The Waller Waker may also be “half hitched,” as many traditional Atlantic Salmon flies are, as that technique will help lift almost any un-weighted fly with an upturned eye raise toward the surface. Make sure the half hitch leaves the underside of the fly directly below the position of the hook shank and head of the fly.   This will keep the fly in position on both sides of the river.

It is a myth that you have to half hitch your fly on the right side when you are fishing river left (facing downstream) and on the left side of the fly if you are fishing river right. I learned this several years after filming the 3m steelhead videos. Keep the hitch on bottom center and it works equally well on both sides of the river.

Ingredients:

Body:  Un-tanned Moose hair.
Tail:  Un-tanned Moose hair
Wings:  Divided calf tail. White or bright pink or green, etc best for angler visibility under most conditions.
Beard:  Un-tanned Moose hair.
Hook:  Upturned eye. 1x or 2x long shank. Medium weight wire.

1.  Tie in tail.

2. Tie in wing material, leaving room for the head and beard of the fly which will be tied at the end of the process.

3.  Raise the wing clump to a 45 degree angle with your “non- bobbin” fingers. As you hold the wing clump in this position, make eight to ten turns with the thread, directly in front of the wing clump, as close to the base of the wing clump as you can.  This will keep the wings anchored at that 45 degree angle. Wing length should equal one and one half times the gap of the hook.

4. Using your fingers, divide (separate) the wing clump into two equal bunches of hair.

5. “Post” the wings, by tying a series of “figure eight” wraps with the bobbin between the base of each clump of hair so that each is securely separated from the other.

6. Wrap the base of each separated wing with five to seven wraps around each wing base.  This will secure the wings in place and guarantee their angle of separation.

7. Cement the base of each wing with tying cement.

8.  “Isolate” the tail and each wing by gently folding a piece of Scotch “Magic Tape” (not regular Scotch Tape)   around the tail and each divided wing.  This will keep them safely out of the way when it comes time to trim the moose hair body.

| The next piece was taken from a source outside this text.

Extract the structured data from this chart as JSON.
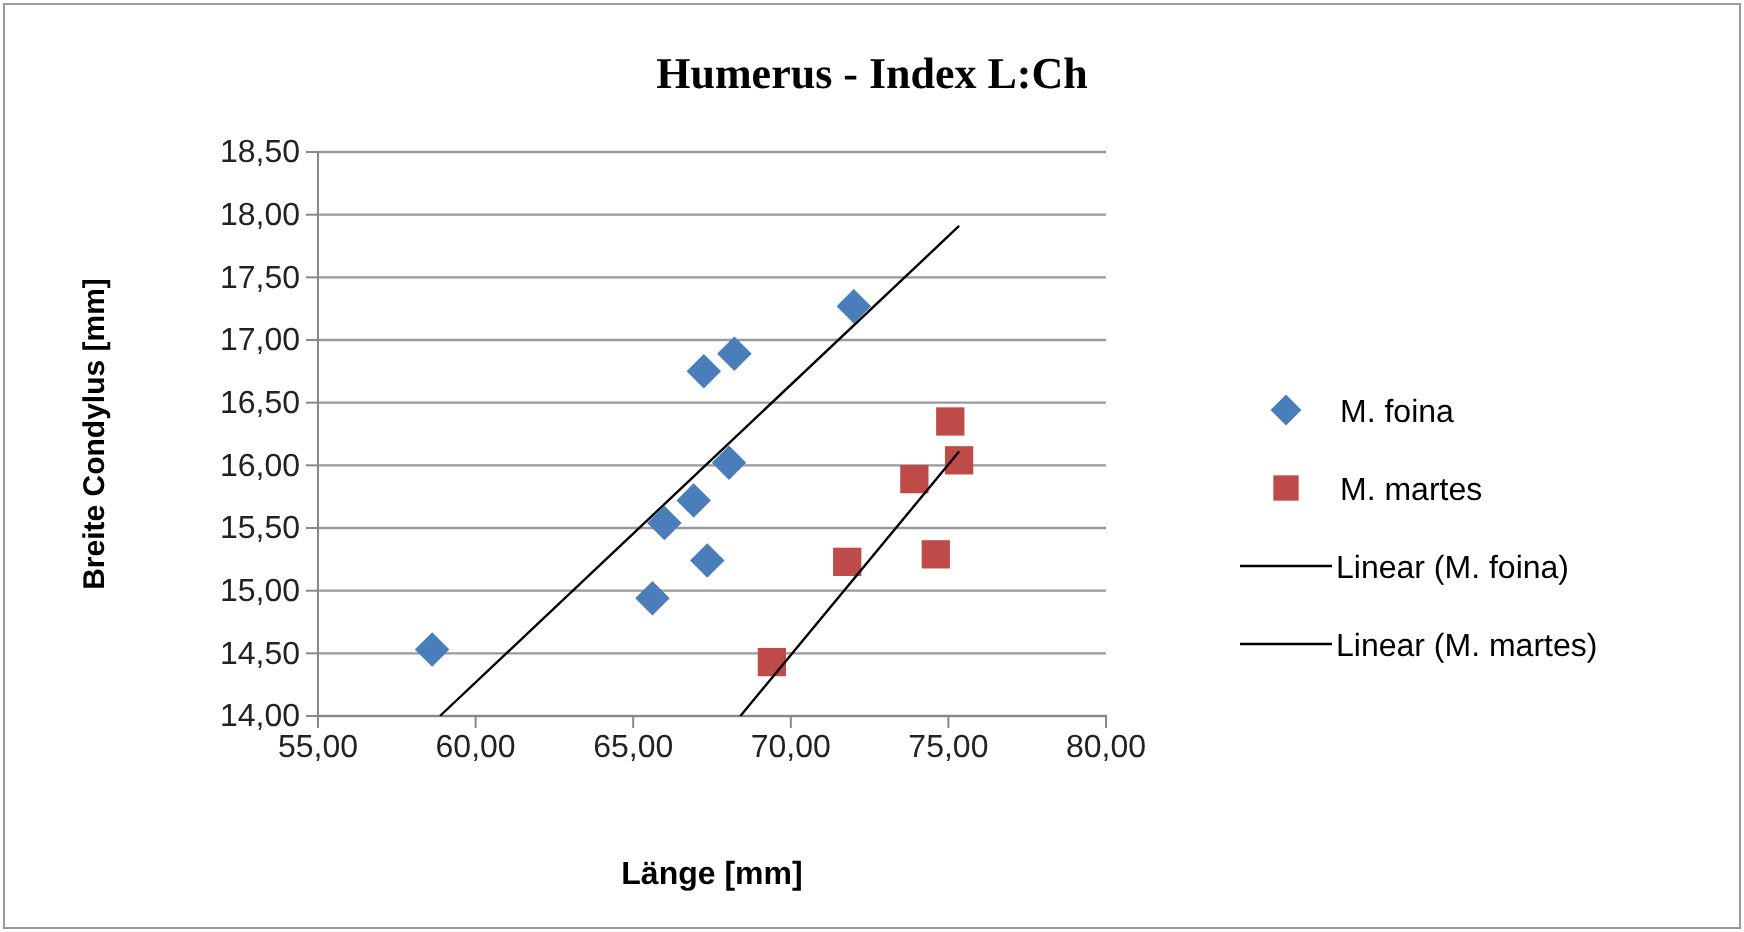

9. Tie in the moose hair body starting at the rear of the fly, and continue toward the two wings.

10. When the moose hair body has been tied, or “spun” in place make a whip finish in front of the wings and clip the thread off. This will keep you from accidentally cutting the tying thread as you trim the body.

11. Trim the body to shape.

12. Re-attach the thread in front of the wings and tie in the beard.  Trim off any butts and finish the head of the fly. Remove the Scotch Magic Tape.